Nota: miracoli = fatti straordinari.

95) A uno che si grattava le reni, e parte diceva:S’Amor non è, che dunque è quel ch’io sento?, gli fu risposto: E’ un pidocchio Amore, perché morde il padrone.

Nota: S’Amor non è, che dunque è quel ch’io sento? = verso di un sonetto del Petrarca.

96) Giostrandosi a questi dì,  et essendo caduto un giostrante, fu uno nella piazza che disse: Un bel cader tutta la vita honora.

Nota: Un bel…honore: è la scherzosa perifrasi di un altro verso del Petrarca: ch’un bel morir tutta la vita onora.

102) Braccio Martelli, ragionandosi di una donna attempata che si havea a maritare con buona dote, et alcuni dicendo: Ella ha tanto tempo, et altri: Ella n’ha più, disse: Quanto più tempo ha, tanto è miglior la dote.

106) Ragionandosi qual fusse migliore predicatore, disse messer Matteo Franco: E’ quel di Santo Spirito che ha tre uditori, e tutti gli altri ha convertiti.

111) Domandava Dante un contadino che hora fusse, il quale rozzamente rispondendogli che era hora d’andare a bere le bestie, gli disse: E tu che fai?

112) Messer Antonio da Cercina domandava un contadino che veniva da Firenze: Che si fa a Firenze? che si dice? Dicci qualche bugia. E egli: Che voi siete un buon huomo.

119) Messer Rinaldo degli Albizi havea quattro figliuoli, de’ quali e tre n’erano ammogliati, e come buon fratelli facevano anchora delle mogli buona comunanza. Avvene che ‘l minore tolse e menò moglie, e subito fu tentata dal maggiore. La semplicetta fanciulla turbata se ne dolse con la moglie del maggiore, e quella rispose: Oihmè, sta cheta; chè io non so anchora qual si sia il mio!

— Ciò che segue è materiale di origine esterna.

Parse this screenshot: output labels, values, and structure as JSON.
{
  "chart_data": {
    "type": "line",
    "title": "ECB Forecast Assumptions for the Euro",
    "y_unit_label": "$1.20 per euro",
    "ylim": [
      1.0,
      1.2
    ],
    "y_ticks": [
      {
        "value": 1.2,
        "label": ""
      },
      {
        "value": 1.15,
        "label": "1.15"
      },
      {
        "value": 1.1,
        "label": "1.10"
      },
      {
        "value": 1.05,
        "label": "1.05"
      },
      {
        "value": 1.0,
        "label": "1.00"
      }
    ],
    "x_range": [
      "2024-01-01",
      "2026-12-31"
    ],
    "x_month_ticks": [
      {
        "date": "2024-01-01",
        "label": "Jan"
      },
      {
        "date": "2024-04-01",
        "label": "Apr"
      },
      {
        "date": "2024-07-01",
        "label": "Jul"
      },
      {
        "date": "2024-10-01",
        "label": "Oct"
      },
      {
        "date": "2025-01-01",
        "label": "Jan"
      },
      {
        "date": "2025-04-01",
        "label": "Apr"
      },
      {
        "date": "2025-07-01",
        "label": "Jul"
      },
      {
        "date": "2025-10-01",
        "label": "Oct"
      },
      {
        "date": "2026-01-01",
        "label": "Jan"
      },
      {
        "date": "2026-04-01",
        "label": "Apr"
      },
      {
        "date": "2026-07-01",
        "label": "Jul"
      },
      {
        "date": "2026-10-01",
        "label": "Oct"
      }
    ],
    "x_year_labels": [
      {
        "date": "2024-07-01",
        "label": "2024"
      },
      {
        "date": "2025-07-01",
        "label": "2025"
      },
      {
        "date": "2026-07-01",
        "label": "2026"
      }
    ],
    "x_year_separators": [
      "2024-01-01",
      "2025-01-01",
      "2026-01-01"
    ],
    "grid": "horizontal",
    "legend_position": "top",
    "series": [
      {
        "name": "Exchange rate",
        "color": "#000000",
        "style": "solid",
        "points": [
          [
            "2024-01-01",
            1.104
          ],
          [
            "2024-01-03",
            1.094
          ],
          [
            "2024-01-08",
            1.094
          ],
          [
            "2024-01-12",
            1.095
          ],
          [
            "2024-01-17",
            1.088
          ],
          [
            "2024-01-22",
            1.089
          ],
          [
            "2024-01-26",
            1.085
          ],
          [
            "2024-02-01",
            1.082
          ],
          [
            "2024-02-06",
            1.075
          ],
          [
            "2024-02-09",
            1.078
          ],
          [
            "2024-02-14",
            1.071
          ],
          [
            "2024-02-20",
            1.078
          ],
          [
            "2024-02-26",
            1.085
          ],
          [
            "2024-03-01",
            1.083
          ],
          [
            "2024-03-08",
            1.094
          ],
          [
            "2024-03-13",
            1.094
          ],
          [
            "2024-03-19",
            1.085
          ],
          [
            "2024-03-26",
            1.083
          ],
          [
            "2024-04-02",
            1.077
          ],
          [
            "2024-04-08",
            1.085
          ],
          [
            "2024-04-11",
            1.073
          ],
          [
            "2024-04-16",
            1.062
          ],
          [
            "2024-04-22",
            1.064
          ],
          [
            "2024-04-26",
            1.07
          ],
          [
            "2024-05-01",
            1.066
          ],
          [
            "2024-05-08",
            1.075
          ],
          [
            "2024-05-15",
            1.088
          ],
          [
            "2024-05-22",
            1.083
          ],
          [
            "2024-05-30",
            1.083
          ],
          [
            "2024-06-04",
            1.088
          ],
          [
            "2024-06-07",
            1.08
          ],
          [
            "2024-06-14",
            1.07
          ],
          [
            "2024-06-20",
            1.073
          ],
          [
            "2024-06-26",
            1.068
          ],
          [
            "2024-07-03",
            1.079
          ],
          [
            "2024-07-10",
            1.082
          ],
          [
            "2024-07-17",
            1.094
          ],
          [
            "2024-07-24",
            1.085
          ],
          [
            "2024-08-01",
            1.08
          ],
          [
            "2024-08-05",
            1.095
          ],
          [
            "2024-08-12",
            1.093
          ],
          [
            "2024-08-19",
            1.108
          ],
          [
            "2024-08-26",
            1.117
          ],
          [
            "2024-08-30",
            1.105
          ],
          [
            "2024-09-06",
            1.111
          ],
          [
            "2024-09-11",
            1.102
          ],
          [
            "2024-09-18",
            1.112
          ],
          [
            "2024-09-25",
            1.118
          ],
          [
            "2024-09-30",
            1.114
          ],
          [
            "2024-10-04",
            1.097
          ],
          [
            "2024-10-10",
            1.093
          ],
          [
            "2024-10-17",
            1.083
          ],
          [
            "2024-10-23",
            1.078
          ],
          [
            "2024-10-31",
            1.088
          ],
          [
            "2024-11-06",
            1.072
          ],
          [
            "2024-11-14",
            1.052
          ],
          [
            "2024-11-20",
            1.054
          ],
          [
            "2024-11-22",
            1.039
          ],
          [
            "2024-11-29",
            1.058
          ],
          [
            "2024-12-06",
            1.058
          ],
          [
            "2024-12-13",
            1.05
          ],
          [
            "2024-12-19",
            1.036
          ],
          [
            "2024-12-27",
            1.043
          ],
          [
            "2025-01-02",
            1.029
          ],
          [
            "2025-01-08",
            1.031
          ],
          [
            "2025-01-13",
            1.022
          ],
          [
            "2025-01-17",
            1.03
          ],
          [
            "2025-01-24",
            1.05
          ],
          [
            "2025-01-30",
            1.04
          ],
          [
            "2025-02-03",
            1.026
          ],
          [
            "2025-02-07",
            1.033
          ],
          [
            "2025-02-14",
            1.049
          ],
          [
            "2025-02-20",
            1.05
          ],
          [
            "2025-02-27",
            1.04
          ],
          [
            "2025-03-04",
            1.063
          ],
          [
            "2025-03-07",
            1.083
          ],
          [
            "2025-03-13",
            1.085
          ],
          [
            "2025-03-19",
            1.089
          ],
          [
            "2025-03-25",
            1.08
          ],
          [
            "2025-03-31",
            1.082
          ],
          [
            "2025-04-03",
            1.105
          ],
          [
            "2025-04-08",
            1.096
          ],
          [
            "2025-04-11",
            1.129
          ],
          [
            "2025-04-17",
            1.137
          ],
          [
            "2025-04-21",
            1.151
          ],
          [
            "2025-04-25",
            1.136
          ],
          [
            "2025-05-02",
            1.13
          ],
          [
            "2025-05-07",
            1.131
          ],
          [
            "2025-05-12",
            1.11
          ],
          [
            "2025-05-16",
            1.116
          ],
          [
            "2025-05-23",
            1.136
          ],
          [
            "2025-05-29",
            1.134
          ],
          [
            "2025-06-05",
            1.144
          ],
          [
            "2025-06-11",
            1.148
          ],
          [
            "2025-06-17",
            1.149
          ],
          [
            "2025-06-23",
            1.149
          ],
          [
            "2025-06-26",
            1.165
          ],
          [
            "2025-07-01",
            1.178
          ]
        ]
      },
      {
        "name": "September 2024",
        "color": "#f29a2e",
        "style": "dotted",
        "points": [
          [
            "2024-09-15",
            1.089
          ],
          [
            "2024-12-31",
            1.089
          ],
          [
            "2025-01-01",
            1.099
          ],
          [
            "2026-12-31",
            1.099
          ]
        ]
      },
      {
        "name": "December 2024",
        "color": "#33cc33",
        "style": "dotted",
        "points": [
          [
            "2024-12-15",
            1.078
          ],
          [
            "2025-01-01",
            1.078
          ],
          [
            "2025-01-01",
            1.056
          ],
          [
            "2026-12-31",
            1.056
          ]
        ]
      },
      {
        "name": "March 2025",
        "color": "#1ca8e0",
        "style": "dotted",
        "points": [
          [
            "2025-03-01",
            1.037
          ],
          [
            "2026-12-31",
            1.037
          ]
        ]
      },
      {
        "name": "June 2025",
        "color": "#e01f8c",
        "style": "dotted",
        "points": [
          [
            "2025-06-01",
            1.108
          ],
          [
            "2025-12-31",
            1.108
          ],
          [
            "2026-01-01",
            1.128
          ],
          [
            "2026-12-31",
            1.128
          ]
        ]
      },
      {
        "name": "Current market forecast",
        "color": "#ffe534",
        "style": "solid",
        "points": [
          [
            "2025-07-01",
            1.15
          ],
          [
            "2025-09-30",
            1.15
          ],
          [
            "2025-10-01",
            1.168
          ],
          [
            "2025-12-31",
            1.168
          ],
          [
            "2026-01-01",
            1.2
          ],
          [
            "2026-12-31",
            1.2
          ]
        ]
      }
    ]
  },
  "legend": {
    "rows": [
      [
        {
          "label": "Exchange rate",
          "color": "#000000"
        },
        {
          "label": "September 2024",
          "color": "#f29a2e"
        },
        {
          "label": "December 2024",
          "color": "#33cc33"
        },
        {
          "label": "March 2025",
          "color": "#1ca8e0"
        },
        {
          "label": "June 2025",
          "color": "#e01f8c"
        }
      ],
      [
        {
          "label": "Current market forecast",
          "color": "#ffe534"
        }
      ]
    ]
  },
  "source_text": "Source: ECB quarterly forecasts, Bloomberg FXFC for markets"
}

125) Un vecchio abbracciava una fanciulla, e ripiegavasegli, e facendo la fanciulla qualche atto, egli disse: Fott’io male? E ella: Guardate pure di non fare male a voi; chè la punta è rivolta verso di voi.

Nota: ripiegavasegli = gli s’incurvava all’indietro, fatt’io = faccio io.

127) Galeotto da Narni grassissimo diceva che la moglie havea con lui doppio piacere in quel fatto: l’uno, quando le montava adosso, l’altro, quando ne smontava. Ma l’abbracciava di rado, perché gli costava sempre dieci ducati per boti che ella faceva, che egli non la schiacciasse.

Note: Galeotto Marzio, da Nardi, umanista, boti = voti, promesse.

142) Messer Bartolomeo medico Pistolese, huomo singolare, domandato perché in vecchiaia haveva tolta moglie, disse che a’ vecchi comincia a mancare il senno, e che, mentre fu giovane, e di buon sentimento, se n’era guardato; poi vecchio, come men savio, vi era inciampato.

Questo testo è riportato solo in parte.